I am trying to evaluate and compare several different machine learning models built with different parameters (i.e. downsampling, outlier removal) and different classifiers (i.e. Bayes Net, SVM, Decision Tree).
I am performing a type of cross validation where I randomly select 67% of the data for use in the training set and 33% of the data for use in the testing set. I perform this for several iterations, say, 20.
Now, from each iteration I am able to generate a confusion matrix and compute a kappa. My question is, what are some ways to aggregate these across the iterations? I am also interested in aggregating accuracy and expected accuracy, among other things.
For the kappa, accuracy, and expected accuracy, I have just been taking the average up to this point.
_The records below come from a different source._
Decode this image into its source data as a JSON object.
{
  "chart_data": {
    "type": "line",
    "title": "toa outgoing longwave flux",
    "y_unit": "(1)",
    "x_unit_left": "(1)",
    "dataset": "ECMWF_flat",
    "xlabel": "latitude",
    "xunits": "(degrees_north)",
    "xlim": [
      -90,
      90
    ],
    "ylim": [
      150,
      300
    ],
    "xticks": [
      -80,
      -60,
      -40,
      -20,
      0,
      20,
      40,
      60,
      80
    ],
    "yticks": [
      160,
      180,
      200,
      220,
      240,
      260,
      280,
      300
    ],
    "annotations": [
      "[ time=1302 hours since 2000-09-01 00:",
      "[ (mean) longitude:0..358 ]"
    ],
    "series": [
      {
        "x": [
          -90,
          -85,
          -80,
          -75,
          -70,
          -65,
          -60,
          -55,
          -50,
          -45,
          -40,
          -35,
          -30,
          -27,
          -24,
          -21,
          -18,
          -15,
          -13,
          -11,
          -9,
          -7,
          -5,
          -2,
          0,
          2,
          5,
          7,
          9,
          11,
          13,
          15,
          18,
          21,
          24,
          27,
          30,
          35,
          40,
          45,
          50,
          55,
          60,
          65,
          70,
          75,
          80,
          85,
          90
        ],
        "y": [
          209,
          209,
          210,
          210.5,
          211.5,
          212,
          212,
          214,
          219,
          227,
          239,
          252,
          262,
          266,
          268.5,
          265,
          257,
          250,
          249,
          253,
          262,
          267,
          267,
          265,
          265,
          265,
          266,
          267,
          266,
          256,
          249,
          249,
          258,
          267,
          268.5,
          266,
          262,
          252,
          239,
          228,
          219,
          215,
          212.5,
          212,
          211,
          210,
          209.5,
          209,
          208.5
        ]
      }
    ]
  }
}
One of the problems is that when I recompute kappa with the aggregated average and expected average, it is not the same with the aggregated kappa.
For the confusion matrix, I have been first normalizing the confusion matrix from each iteration and then averaging them, in an attempt to avoid an issue of confusion matrices with different numbers of total cases (which is possible with my cross validation scheme).
When I recompute the kappa from this aggregated confusion matrix, it is also different from the previous two.
Which one is most correct? Is there another way of computing an average kappa that is more correct?
Thanks, and if more concrete examples are needed in order to illustrate my question please let me know.